Les Sounders ont fait leur entrée dans la ligue en 2009, deux ans après Toronto. Dès le départ, les deux organisations, appuyées par d’ardents partisans, ont connu du succès aux guichets.

Selon Garber, l’arrivée de Toronto dans la MLS a créé une nouvelle ère de croissance et d’opportunités pour la ligue, jetant les bases de ce qu’il appelle la « MLS 2.0 ».

Toutefois, si les Sounders ont réussi à participer aux séries chaque année depuis leur arrivée en MLS — la séquence est de 11 saisons, un record de la ligue —, le Toronto FC a dû patienter jusqu’en 2015 pour vivre la fébrilité des éliminatoires.

Voilà que les deux organisations aspirent au statut de dynastie.

« Les deux équipes ont profité de beaucoup de stabilité en ce qui a trait aux propriétaires, aux gérants et aux joueurs sur le terrain, a souligné Garth Lagerwey, le directeur général des Sounders.
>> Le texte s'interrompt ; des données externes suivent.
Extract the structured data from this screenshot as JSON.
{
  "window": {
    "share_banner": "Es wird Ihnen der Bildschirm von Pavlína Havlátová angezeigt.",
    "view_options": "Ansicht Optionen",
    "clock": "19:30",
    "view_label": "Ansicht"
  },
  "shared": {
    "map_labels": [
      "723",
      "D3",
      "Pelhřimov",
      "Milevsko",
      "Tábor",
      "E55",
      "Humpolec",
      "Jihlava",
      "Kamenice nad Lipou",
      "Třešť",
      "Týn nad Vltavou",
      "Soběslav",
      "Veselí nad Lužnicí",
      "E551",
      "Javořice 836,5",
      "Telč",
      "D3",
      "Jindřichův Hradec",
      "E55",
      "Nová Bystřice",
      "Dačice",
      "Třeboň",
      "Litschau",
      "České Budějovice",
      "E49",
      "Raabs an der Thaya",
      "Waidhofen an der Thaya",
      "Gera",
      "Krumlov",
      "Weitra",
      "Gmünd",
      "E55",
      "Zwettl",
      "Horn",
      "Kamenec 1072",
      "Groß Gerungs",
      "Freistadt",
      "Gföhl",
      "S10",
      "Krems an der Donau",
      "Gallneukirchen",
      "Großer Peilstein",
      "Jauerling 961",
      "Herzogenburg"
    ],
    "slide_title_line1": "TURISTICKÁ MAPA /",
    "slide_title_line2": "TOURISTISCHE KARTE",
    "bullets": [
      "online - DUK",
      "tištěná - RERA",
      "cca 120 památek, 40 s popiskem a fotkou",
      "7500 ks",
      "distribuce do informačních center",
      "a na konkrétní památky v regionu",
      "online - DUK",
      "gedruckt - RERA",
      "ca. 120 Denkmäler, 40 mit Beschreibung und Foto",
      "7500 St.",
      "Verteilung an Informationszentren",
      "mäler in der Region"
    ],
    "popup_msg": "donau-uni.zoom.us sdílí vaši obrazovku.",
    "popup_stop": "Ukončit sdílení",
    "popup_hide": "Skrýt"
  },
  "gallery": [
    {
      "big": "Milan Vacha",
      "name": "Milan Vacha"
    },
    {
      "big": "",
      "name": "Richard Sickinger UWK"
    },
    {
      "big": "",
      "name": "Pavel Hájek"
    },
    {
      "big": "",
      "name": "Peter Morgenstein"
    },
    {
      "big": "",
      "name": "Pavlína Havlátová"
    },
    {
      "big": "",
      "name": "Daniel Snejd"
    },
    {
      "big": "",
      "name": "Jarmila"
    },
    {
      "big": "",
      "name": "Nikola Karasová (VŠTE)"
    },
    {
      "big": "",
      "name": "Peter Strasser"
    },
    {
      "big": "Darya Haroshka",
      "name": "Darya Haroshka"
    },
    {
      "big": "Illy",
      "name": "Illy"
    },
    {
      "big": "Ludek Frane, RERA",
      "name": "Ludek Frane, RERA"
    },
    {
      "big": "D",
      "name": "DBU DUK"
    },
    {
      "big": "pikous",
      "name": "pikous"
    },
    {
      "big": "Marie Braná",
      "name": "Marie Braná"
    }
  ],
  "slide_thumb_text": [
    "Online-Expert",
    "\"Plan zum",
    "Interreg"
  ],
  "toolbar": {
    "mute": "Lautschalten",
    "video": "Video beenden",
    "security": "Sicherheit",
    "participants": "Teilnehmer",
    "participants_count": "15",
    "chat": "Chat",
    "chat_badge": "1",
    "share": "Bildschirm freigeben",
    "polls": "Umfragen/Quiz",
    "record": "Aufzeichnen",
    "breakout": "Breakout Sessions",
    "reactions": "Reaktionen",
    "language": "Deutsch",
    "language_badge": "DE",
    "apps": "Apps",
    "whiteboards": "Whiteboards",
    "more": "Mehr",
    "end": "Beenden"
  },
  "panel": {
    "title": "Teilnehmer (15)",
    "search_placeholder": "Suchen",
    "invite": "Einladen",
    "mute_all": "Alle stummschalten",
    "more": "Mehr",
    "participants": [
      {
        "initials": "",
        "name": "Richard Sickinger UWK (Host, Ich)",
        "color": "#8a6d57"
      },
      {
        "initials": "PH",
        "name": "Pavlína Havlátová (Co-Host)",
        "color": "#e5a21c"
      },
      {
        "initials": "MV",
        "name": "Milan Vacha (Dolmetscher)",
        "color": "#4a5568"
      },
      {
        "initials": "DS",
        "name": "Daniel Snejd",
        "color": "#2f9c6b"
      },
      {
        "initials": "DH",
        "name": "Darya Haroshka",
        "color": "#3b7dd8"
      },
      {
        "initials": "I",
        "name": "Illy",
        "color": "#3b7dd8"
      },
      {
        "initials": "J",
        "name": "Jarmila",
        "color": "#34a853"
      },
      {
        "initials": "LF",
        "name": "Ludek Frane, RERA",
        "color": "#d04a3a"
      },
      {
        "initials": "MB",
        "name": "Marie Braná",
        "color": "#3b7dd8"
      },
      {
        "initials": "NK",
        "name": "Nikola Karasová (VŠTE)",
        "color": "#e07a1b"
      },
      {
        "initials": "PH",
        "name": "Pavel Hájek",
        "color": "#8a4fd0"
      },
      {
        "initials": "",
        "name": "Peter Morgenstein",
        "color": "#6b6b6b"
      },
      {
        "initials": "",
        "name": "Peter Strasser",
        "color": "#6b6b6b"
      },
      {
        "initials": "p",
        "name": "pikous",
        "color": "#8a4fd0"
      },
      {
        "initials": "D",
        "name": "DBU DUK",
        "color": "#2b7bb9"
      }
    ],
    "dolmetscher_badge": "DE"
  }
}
Cette stabilité a cependant été secouée chez le Toronto FC en 2019. Avant le premier botté de l’année, l’équipe a perdu son directeur général Tim Bezbatchenko, les attaquants vedette Sebastian Giovinco et Victor Vazquez ainsi que Gregory van der Wiel, qui s’est vu indiquer la porte de sortie après le camp d’entraînement.

Ce n’est qu’en juillet, après le tournoi de la Gold Cup, que l’entraîneur-chef Greg Vanney a réussi à assembler tous les morceaux du casse-tête et donner à l’équipe l’allure qu’il recherchait.

“Honnêtement, l’année a vraiment paru longue », a déclaré Vanney, un brillant stratège qui totalise 99 victoires, toutes compétitions confondues, avec le Toronto FC.

« J’ai eu l’impression de devoir m’ajuster, m’adapter, réagir à certaines situations et trouver des solutions. […] Et je peux vous affirmer ce qui suit, après 2018 — le Toronto FC a raté les séries — ; vous ne connaîtrez jamais de succès si vous réagissez tout le temps aux situations. Vous voulez planifier, vous voulez déterminer la direction à donner à l’équipe et vous voulez mettre le processus en marche. »

Le Toronto FC se présentera avec une séquence de 13 matchs sans revers en MLS (7-0-6), sa dernière défaite remontant au 3 août, 2-0 contre les Red Bulls de New York. De plus, il s’est rendu jusqu’en finale sans Jozy Altidore, qui n’a pas joué depuis une blessure survenue lors du dernier match de la saison, le 6 octobre.

Son statut est incertain en vue de la finale, bien qu’il s’est exprimé avec un certain optimisme samedi.

« Je me sens bien », a-t-il déclaré.

« C’est une dernière sortie, a-t-il ajouté en faisant allusion à l’entraînement de samedi, le dernier avant la finale. Je dois donc tout donner ce que j’ai, voir ce que je peux faire et ne peux pas faire et espérer le meilleur en prévision de dimanche. »

De leur côté, les Sounders ont gagné leurs cinq dernières rencontres et n’ont subi que deux défaites en 12 parties en MLS (8-2-2) depuis la mi-août.